Abschließend bleibt zu sagen, dass es natürlich nicht unmöglich ist, Erfolge gegen die Polizei zu erringen. Diese Erfolge benötigen allerdings einen immensen juristischen, zeitlichen und finanziellen Aufwand!

Die Folgen

Es gibt nicht viele Gefühle, die schlimmer sind, als der Polizei wehrlos ausgesetzt zu sein. Das Gefühl, ohne Möglichkeit auf Wiedergutmachung der Willkür von Staatsangestellten ausgesetzt zu sein und dadurch womöglich sogar Verletzungen davongetragen zu haben, wird in Euch tiefe Wut hinterlassen. Umso wichtiger ist es, sowohl als Opfer, als auch als Zeuge von Polizeigewalt sofort die BLAUE HILFE aufzusuchen.

Zusammenfassung:
Hierbei kann Euch die BLAUE HILFE unterstützen

Solltet Ihr selbst Opfer von Polizeigewalt sein, kommt direkt auf uns zu! Zusammen mit unseren Anwälten überlegen wir uns, wie am besten gegen die Polizei vorgehen können.

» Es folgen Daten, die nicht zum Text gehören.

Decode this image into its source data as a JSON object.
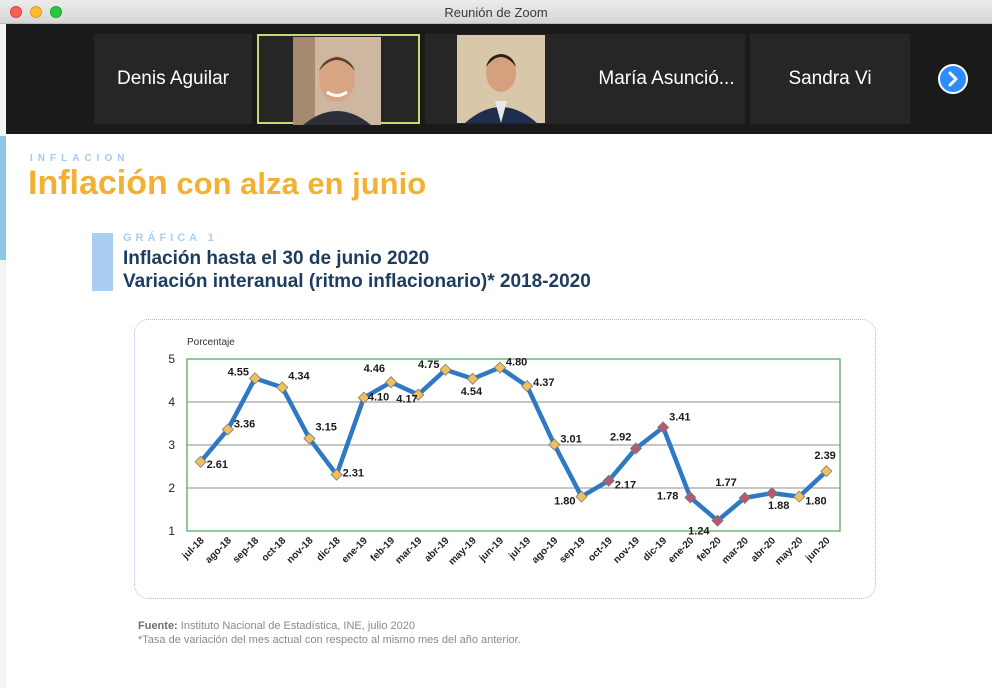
{
  "window": {
    "title": "Reunión de Zoom"
  },
  "participants": [
    {
      "name": "Denis Aguilar"
    },
    {
      "name": "",
      "video": true,
      "active": true
    },
    {
      "name": "",
      "video": true,
      "active": false
    },
    {
      "name": "María Asunció..."
    },
    {
      "name": "Sandra Vi"
    }
  ],
  "slide": {
    "kicker": "INFLACION",
    "headline_big": "Inflación",
    "headline_rest": " con alza en junio",
    "graph_label": "GRÁFICA 1",
    "title_line1": "Inflación hasta el 30 de junio 2020",
    "title_line2": "Variación interanual (ritmo inflacionario)* 2018-2020",
    "source_label": "Fuente:",
    "source_text": " Instituto Nacional de Estadística, INE, julio 2020",
    "footnote": "*Tasa de variación del mes actual con respecto al mismo mes del año anterior."
  },
  "chart_data": {
    "type": "line",
    "ylabel": "Porcentaje",
    "ylim": [
      1,
      5
    ],
    "yticks": [
      1,
      2,
      3,
      4,
      5
    ],
    "grid": true,
    "categories": [
      "jul-18",
      "ago-18",
      "sep-18",
      "oct-18",
      "nov-18",
      "dic-18",
      "ene-19",
      "feb-19",
      "mar-19",
      "abr-19",
      "may-19",
      "jun-19",
      "jul-19",
      "ago-19",
      "sep-19",
      "oct-19",
      "nov-19",
      "dic-19",
      "ene-20",
      "feb-20",
      "mar-20",
      "abr-20",
      "may-20",
      "jun-20"
    ],
    "series": [
      {
        "values": [
          2.61,
          3.36,
          4.55,
          4.34,
          3.15,
          2.31,
          4.1,
          4.46,
          4.17,
          4.75,
          4.54,
          4.8,
          4.37,
          3.01,
          1.8,
          2.17,
          2.92,
          3.41,
          1.78,
          1.24,
          1.77,
          1.88,
          1.8,
          2.39
        ],
        "labels": [
          "2.61",
          "3.36",
          "4.55",
          "4.34",
          "3.15",
          "2.31",
          "4.10",
          "4.46",
          "4.17",
          "4.75",
          "4.54",
          "4.80",
          "4.37",
          "3.01",
          "1.80",
          "2.17",
          "2.92",
          "3.41",
          "1.78",
          "1.24",
          "1.77",
          "1.88",
          "1.80",
          "2.39"
        ],
        "color": "#2f78c4",
        "marker_colors": [
          "#f2c05a",
          "#f2c05a",
          "#f2c05a",
          "#f2c05a",
          "#f2c05a",
          "#f2c05a",
          "#f2c05a",
          "#f2c05a",
          "#f2c05a",
          "#f2c05a",
          "#f2c05a",
          "#f2c05a",
          "#f2c05a",
          "#f2c05a",
          "#f2c05a",
          "#b45a6e",
          "#b45a6e",
          "#b45a6e",
          "#b45a6e",
          "#b45a6e",
          "#b45a6e",
          "#b45a6e",
          "#f2c05a",
          "#f2c05a"
        ]
      }
    ]
  },
  "colors": {
    "headline": "#f2b134",
    "title": "#1d3c5e",
    "plot_border": "#4aa35a",
    "zoom_blue": "#2d8cff"
  }
}
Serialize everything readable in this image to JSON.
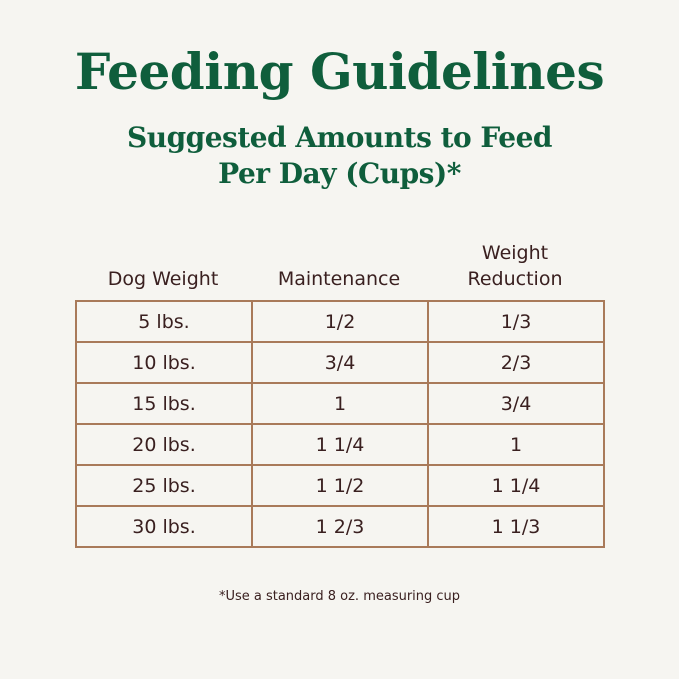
{
  "title": "Feeding Guidelines",
  "subtitle_line1": "Suggested Amounts to Feed",
  "subtitle_line2": "Per Day (Cups)*",
  "headers": [
    "Dog Weight",
    "Maintenance",
    "Weight Reduction"
  ],
  "rows": [
    [
      "5 lbs.",
      "1/2",
      "1/3"
    ],
    [
      "10 lbs.",
      "3/4",
      "2/3"
    ],
    [
      "15 lbs.",
      "1",
      "3/4"
    ],
    [
      "20 lbs.",
      "1 1/4",
      "1"
    ],
    [
      "25 lbs.",
      "1 1/2",
      "1 1/4"
    ],
    [
      "30 lbs.",
      "1 2/3",
      "1 1/3"
    ]
  ],
  "footnote": "*Use a standard 8 oz. measuring cup",
  "colors": {
    "accent": "#0f5e3c",
    "text": "#3a2020",
    "border": "#a97a5a",
    "background": "#f6f5f1"
  }
}
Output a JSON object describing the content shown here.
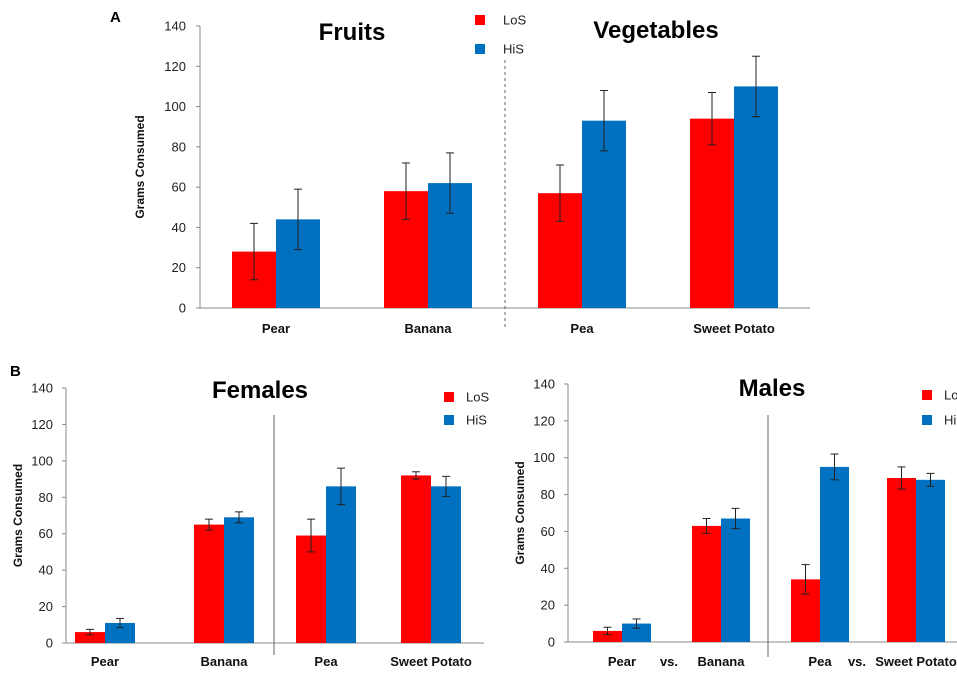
{
  "panels": {
    "a": "A",
    "b": "B"
  },
  "colors": {
    "LoS": "#ff0000",
    "HiS": "#0070c0"
  },
  "chart_data": [
    {
      "type": "bar",
      "ylabel": "Grams Consumed",
      "ylim": [
        0,
        140
      ],
      "yticks": [
        0,
        20,
        40,
        60,
        80,
        100,
        120,
        140
      ],
      "categories": [
        "Pear",
        "Banana",
        "Pea",
        "Sweet Potato"
      ],
      "group_titles": [
        "Fruits",
        "Vegetables"
      ],
      "legend": [
        "LoS",
        "HiS"
      ],
      "divider": "dashed",
      "extra_labels": [],
      "series": [
        {
          "name": "LoS",
          "values": [
            28,
            58,
            57,
            94
          ],
          "errors": [
            14,
            14,
            14,
            13
          ]
        },
        {
          "name": "HiS",
          "values": [
            44,
            62,
            93,
            110
          ],
          "errors": [
            15,
            15,
            15,
            15
          ]
        }
      ]
    },
    {
      "type": "bar",
      "ylabel": "Grams Consumed",
      "ylim": [
        0,
        140
      ],
      "yticks": [
        0,
        20,
        40,
        60,
        80,
        100,
        120,
        140
      ],
      "categories": [
        "Pear",
        "Banana",
        "Pea",
        "Sweet Potato"
      ],
      "group_titles": [
        "Females"
      ],
      "legend": [
        "LoS",
        "HiS"
      ],
      "divider": "solid",
      "extra_labels": [],
      "series": [
        {
          "name": "LoS",
          "values": [
            6,
            65,
            59,
            92
          ],
          "errors": [
            1.5,
            3,
            9,
            2
          ]
        },
        {
          "name": "HiS",
          "values": [
            11,
            69,
            86,
            86
          ],
          "errors": [
            2.5,
            3,
            10,
            5.5
          ]
        }
      ]
    },
    {
      "type": "bar",
      "ylabel": "Grams Consumed",
      "ylim": [
        0,
        140
      ],
      "yticks": [
        0,
        20,
        40,
        60,
        80,
        100,
        120,
        140
      ],
      "categories": [
        "Pear",
        "Banana",
        "Pea",
        "Sweet Potato"
      ],
      "group_titles": [
        "Males"
      ],
      "legend": [
        "Lo",
        "Hi"
      ],
      "divider": "solid",
      "extra_labels": [
        "vs.",
        "vs."
      ],
      "series": [
        {
          "name": "LoS",
          "values": [
            6,
            63,
            34,
            89
          ],
          "errors": [
            2,
            4,
            8,
            6
          ]
        },
        {
          "name": "HiS",
          "values": [
            10,
            67,
            95,
            88
          ],
          "errors": [
            2.5,
            5.5,
            7,
            3.5
          ]
        }
      ]
    }
  ]
}
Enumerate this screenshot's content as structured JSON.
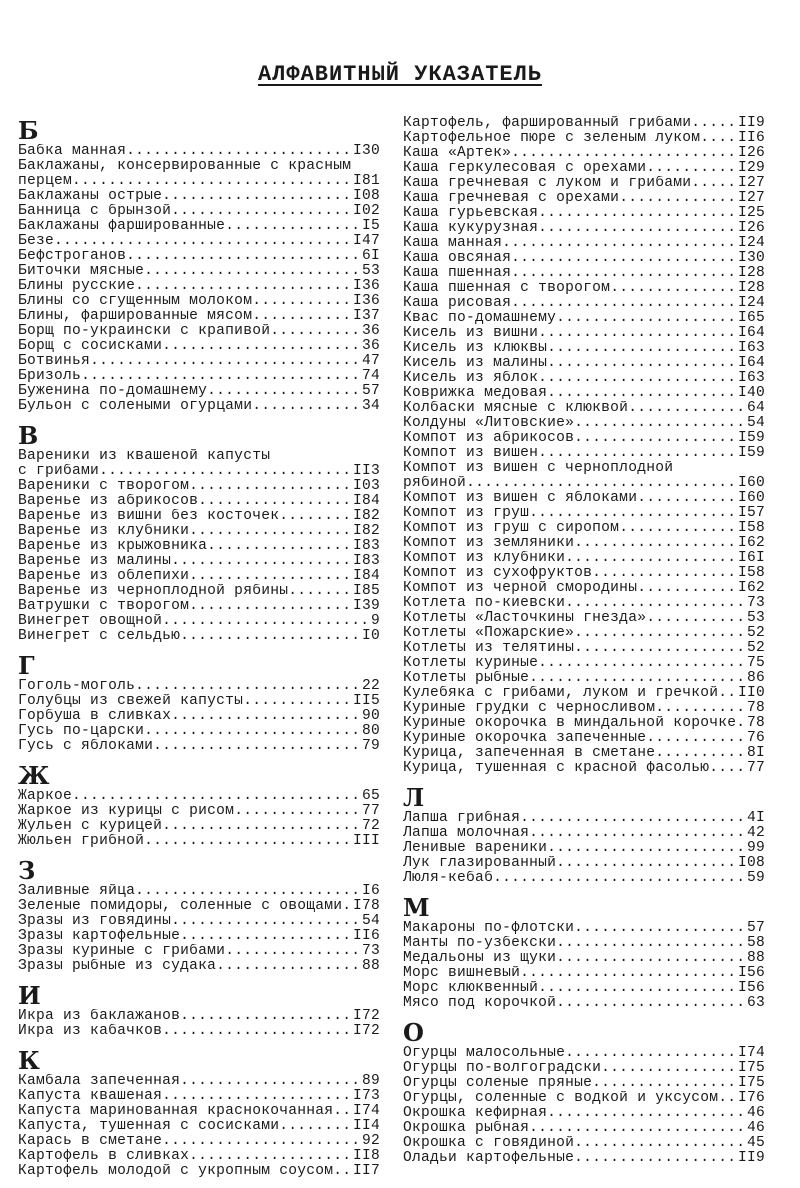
{
  "title": "АЛФАВИТНЫЙ УКАЗАТЕЛЬ",
  "columns": [
    {
      "sections": [
        {
          "letter": "Б",
          "entries": [
            {
              "name": "Бабка манная",
              "page": "I30"
            },
            {
              "name": "Баклажаны, консервированные с красным",
              "cont": "перцем",
              "page": "I81"
            },
            {
              "name": "Баклажаны острые",
              "page": "I08"
            },
            {
              "name": "Банница с брынзой",
              "page": "I02"
            },
            {
              "name": "Баклажаны фаршированные",
              "page": "I5"
            },
            {
              "name": "Безе",
              "page": "I47"
            },
            {
              "name": "Бефстроганов",
              "page": "6I"
            },
            {
              "name": "Биточки мясные",
              "page": "53"
            },
            {
              "name": "Блины русские",
              "page": "I36"
            },
            {
              "name": "Блины со сгущенным молоком",
              "page": "I36"
            },
            {
              "name": "Блины, фаршированные мясом",
              "page": "I37"
            },
            {
              "name": "Борщ по-украински с крапивой",
              "page": "36"
            },
            {
              "name": "Борщ с сосисками",
              "page": "36"
            },
            {
              "name": "Ботвинья",
              "page": "47"
            },
            {
              "name": "Бризоль",
              "page": "74"
            },
            {
              "name": "Буженина по-домашнему",
              "page": "57"
            },
            {
              "name": "Бульон с солеными огурцами",
              "page": "34"
            }
          ]
        },
        {
          "letter": "В",
          "entries": [
            {
              "name": "Вареники из квашеной капусты",
              "cont": "с грибами",
              "page": "II3"
            },
            {
              "name": "Вареники с творогом",
              "page": "I03"
            },
            {
              "name": "Варенье из абрикосов",
              "page": "I84"
            },
            {
              "name": "Варенье из вишни без косточек",
              "page": "I82"
            },
            {
              "name": "Варенье из клубники",
              "page": "I82"
            },
            {
              "name": "Варенье из крыжовника",
              "page": "I83"
            },
            {
              "name": "Варенье из малины",
              "page": "I83"
            },
            {
              "name": "Варенье из облепихи",
              "page": "I84"
            },
            {
              "name": "Варенье из черноплодной рябины",
              "page": "I85"
            },
            {
              "name": "Ватрушки с творогом",
              "page": "I39"
            },
            {
              "name": "Винегрет овощной",
              "page": "9"
            },
            {
              "name": "Винегрет с сельдью",
              "page": "I0"
            }
          ]
        },
        {
          "letter": "Г",
          "entries": [
            {
              "name": "Гоголь-моголь",
              "page": "22"
            },
            {
              "name": "Голубцы из свежей капусты",
              "page": "II5"
            },
            {
              "name": "Горбуша в сливках",
              "page": "90"
            },
            {
              "name": "Гусь по-царски",
              "page": "80"
            },
            {
              "name": "Гусь с яблоками",
              "page": "79"
            }
          ]
        },
        {
          "letter": "Ж",
          "entries": [
            {
              "name": "Жаркое",
              "page": "65"
            },
            {
              "name": "Жаркое из курицы с рисом",
              "page": "77"
            },
            {
              "name": "Жульен с курицей",
              "page": "72"
            },
            {
              "name": "Жюльен грибной",
              "page": "III"
            }
          ]
        },
        {
          "letter": "З",
          "entries": [
            {
              "name": "Заливные яйца",
              "page": "I6"
            },
            {
              "name": "Зеленые помидоры, соленные с овощами",
              "page": "I78"
            },
            {
              "name": "Зразы из говядины",
              "page": "54"
            },
            {
              "name": "Зразы картофельные",
              "page": "II6"
            },
            {
              "name": "Зразы куриные с грибами",
              "page": "73"
            },
            {
              "name": "Зразы рыбные из судака",
              "page": "88"
            }
          ]
        },
        {
          "letter": "И",
          "entries": [
            {
              "name": "Икра из баклажанов",
              "page": "I72"
            },
            {
              "name": "Икра из кабачков",
              "page": "I72"
            }
          ]
        },
        {
          "letter": "К",
          "entries": [
            {
              "name": "Камбала запеченная",
              "page": "89"
            },
            {
              "name": "Капуста квашеная",
              "page": "I73"
            },
            {
              "name": "Капуста маринованная краснокочанная",
              "page": "I74"
            },
            {
              "name": "Капуста, тушенная с сосисками",
              "page": "II4"
            },
            {
              "name": "Карась в сметане",
              "page": "92"
            },
            {
              "name": "Картофель в сливках",
              "page": "II8"
            },
            {
              "name": "Картофель молодой с укропным соусом",
              "page": "II7"
            }
          ]
        }
      ]
    },
    {
      "sections": [
        {
          "letter": "",
          "entries": [
            {
              "name": "Картофель, фаршированный грибами",
              "page": "II9"
            },
            {
              "name": "Картофельное пюре с зеленым луком",
              "page": "II6"
            },
            {
              "name": "Каша «Артек»",
              "page": "I26"
            },
            {
              "name": "Каша геркулесовая с орехами",
              "page": "I29"
            },
            {
              "name": "Каша гречневая с луком и грибами",
              "page": "I27"
            },
            {
              "name": "Каша гречневая с орехами",
              "page": "I27"
            },
            {
              "name": "Каша гурьевская",
              "page": "I25"
            },
            {
              "name": "Каша кукурузная",
              "page": "I26"
            },
            {
              "name": "Каша манная",
              "page": "I24"
            },
            {
              "name": "Каша овсяная",
              "page": "I30"
            },
            {
              "name": "Каша пшенная",
              "page": "I28"
            },
            {
              "name": "Каша пшенная с творогом",
              "page": "I28"
            },
            {
              "name": "Каша рисовая",
              "page": "I24"
            },
            {
              "name": "Квас по-домашнему",
              "page": "I65"
            },
            {
              "name": "Кисель из вишни",
              "page": "I64"
            },
            {
              "name": "Кисель из клюквы",
              "page": "I63"
            },
            {
              "name": "Кисель из малины",
              "page": "I64"
            },
            {
              "name": "Кисель из яблок",
              "page": "I63"
            },
            {
              "name": "Коврижка медовая",
              "page": "I40"
            },
            {
              "name": "Колбаски мясные с клюквой",
              "page": "64"
            },
            {
              "name": "Колдуны «Литовские»",
              "page": "54"
            },
            {
              "name": "Компот из абрикосов",
              "page": "I59"
            },
            {
              "name": "Компот из вишен",
              "page": "I59"
            },
            {
              "name": "Компот из вишен с черноплодной",
              "cont": "рябиной",
              "page": "I60"
            },
            {
              "name": "Компот из вишен с яблоками",
              "page": "I60"
            },
            {
              "name": "Компот из груш",
              "page": "I57"
            },
            {
              "name": "Компот из груш с сиропом",
              "page": "I58"
            },
            {
              "name": "Компот из земляники",
              "page": "I62"
            },
            {
              "name": "Компот из клубники",
              "page": "I6I"
            },
            {
              "name": "Компот из сухофруктов",
              "page": "I58"
            },
            {
              "name": "Компот из черной смородины",
              "page": "I62"
            },
            {
              "name": "Котлета по-киевски",
              "page": "73"
            },
            {
              "name": "Котлеты «Ласточкины гнезда»",
              "page": "53"
            },
            {
              "name": "Котлеты «Пожарские»",
              "page": "52"
            },
            {
              "name": "Котлеты из телятины",
              "page": "52"
            },
            {
              "name": "Котлеты куриные",
              "page": "75"
            },
            {
              "name": "Котлеты рыбные",
              "page": "86"
            },
            {
              "name": "Кулебяка с грибами, луком и гречкой",
              "page": "II0"
            },
            {
              "name": "Куриные грудки с черносливом",
              "page": "78"
            },
            {
              "name": "Куриные окорочка в миндальной корочке",
              "page": "78"
            },
            {
              "name": "Куриные окорочка запеченные",
              "page": "76"
            },
            {
              "name": "Курица, запеченная в сметане",
              "page": "8I"
            },
            {
              "name": "Курица, тушенная с красной фасолью",
              "page": "77"
            }
          ]
        },
        {
          "letter": "Л",
          "entries": [
            {
              "name": "Лапша грибная",
              "page": "4I"
            },
            {
              "name": "Лапша молочная",
              "page": "42"
            },
            {
              "name": "Ленивые вареники",
              "page": "99"
            },
            {
              "name": "Лук глазированный",
              "page": "I08"
            },
            {
              "name": "Люля-кебаб",
              "page": "59"
            }
          ]
        },
        {
          "letter": "М",
          "entries": [
            {
              "name": "Макароны по-флотски",
              "page": "57"
            },
            {
              "name": "Манты по-узбекски",
              "page": "58"
            },
            {
              "name": "Медальоны из щуки",
              "page": "88"
            },
            {
              "name": "Морс вишневый",
              "page": "I56"
            },
            {
              "name": "Морс клюквенный",
              "page": "I56"
            },
            {
              "name": "Мясо под корочкой",
              "page": "63"
            }
          ]
        },
        {
          "letter": "О",
          "entries": [
            {
              "name": "Огурцы малосольные",
              "page": "I74"
            },
            {
              "name": "Огурцы по-волгоградски",
              "page": "I75"
            },
            {
              "name": "Огурцы соленые пряные",
              "page": "I75"
            },
            {
              "name": "Огурцы, соленные с водкой и уксусом",
              "page": "I76"
            },
            {
              "name": "Окрошка кефирная",
              "page": "46"
            },
            {
              "name": "Окрошка рыбная",
              "page": "46"
            },
            {
              "name": "Окрошка с говядиной",
              "page": "45"
            },
            {
              "name": "Оладьи картофельные",
              "page": "II9"
            }
          ]
        }
      ]
    }
  ]
}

Auch als Zeuge sollt Ihr Euch schnellstmöglich bei uns melden. Darüber hinaus solltet Ihr uns auch – wenn vorhanden – die Adressen oder Telefonnummern von weiteren Zeugen übergeben. Wir übernehmen dann zusammen mit unseren Anwälten die Koordination der verschiedenen Zeugenaussagen und die Sammlung von Beweisen.

Wie bereits erwähnt benötigt Ihr beim Vorgehen gegen die Polizei einen langen Atem. Als Solidargemeinschaft, die von ehrenamtlicher Arbeit und der Unterstützung durch Anwälte lebt, haben wir das Know How und die finanziellen bzw. zeitlichen Ressourcen, die für das Vorgehen benötigt werden.